10 Nach der Rechtsprechung des Verwaltungsgerichtshofes bildet die (bloße) Untätigkeit eines Vertreters im Allgemeinen keinen Wiedereinsetzungsgrund, es sei denn, der Machthaber wäre seinerseits durch ein unvorhergesehenes oder unabwendbares Ereignis gehindert gewesen, die Frist einzuhalten. Ein Wiedereinsetzungsgrund liegt aber selbst dann nicht vor, wenn der Vertreter eines Revisionswerbers bewusst eine Revisionserhebung an den Verwaltungsgerichtshof unterlassen hat, weil er darin keine Erfolgsaussichten gesehen hat (vgl. den hg. Beschluss vom 30. August 2011, 2011/21/0187 und - betreffend einen gesetzlichen Vertreter - das hg. Erkenntnis vom 6. März 1996, 95/20/0181; ähnlich auch das hg. Erkenntnis vom 28. Oktober 1998, 98/03/0266 und der hg. Beschluss vom 26. Juli 2001, 2001/20/0377). Dass der Rechtsanwalt dadurch allenfalls jene Pflichten, die ihm die Rechtsanwaltsordnung auferlegt, verletzt hat, ändert daran nichts (vgl. den hg. Beschluss vom 3. September 1997, 97/01/0422, sowie - betreffend den Amtshaftungsanspruch aus dem pflichtwidrigen Unterlassen der Beschwerdeerhebung durch einen gesetzlichen Vertreter - erneut das hg. Erkenntnis 95/20/0181).
Entgegen dem Vorbringen des Revisionswerbers besteht somit bereits Rechtsprechung zu der von ihm aufgeworfenen Rechtsfrage. Dass diese zur Rechtslage vor dem 1. Jänner 2014 ergangen ist, ändert daran angesichts der Übertragbarkeit auf die nunmehr geltende Rechtslage nichts. Das Bundesverwaltungsgericht ist von dieser Rechtsprechung nicht abgewichen.
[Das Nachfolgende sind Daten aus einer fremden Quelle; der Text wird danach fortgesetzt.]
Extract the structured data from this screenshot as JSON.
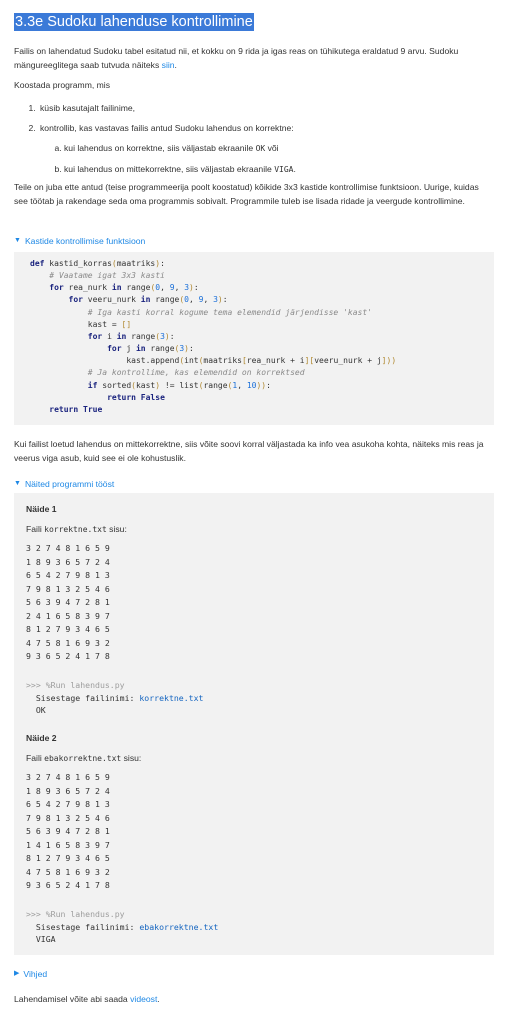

11 Soweit der Revisionswerber ein Abweichen von der Rechtsprechung des Verwaltungsgerichtshofes zum Vorliegen eines unvorhergesehenen oder unabwendbaren Ereignisses geltend macht, übersieht er, dass er sich das Verhalten seines Vertreters zurechnen lassen muss. Dies hat der Verwaltungsgerichtshof auch schon in Zusammenhang mit einem Untätigbleiben des Vertreters ausgesprochen (vgl. erneut den hg. Beschluss 2001/20/0377). Darauf, ob das Verhalten seines Vertreters für den Revisionswerber ein unvorhergesehenes oder unabwendbares Ereignis war, kommt es nicht an.
12 Die Revision war daher gemäß § 34 Abs. 1 VwGG ohne weiteres Verfahren in nichtöffentlicher Sitzung zurückzuweisen.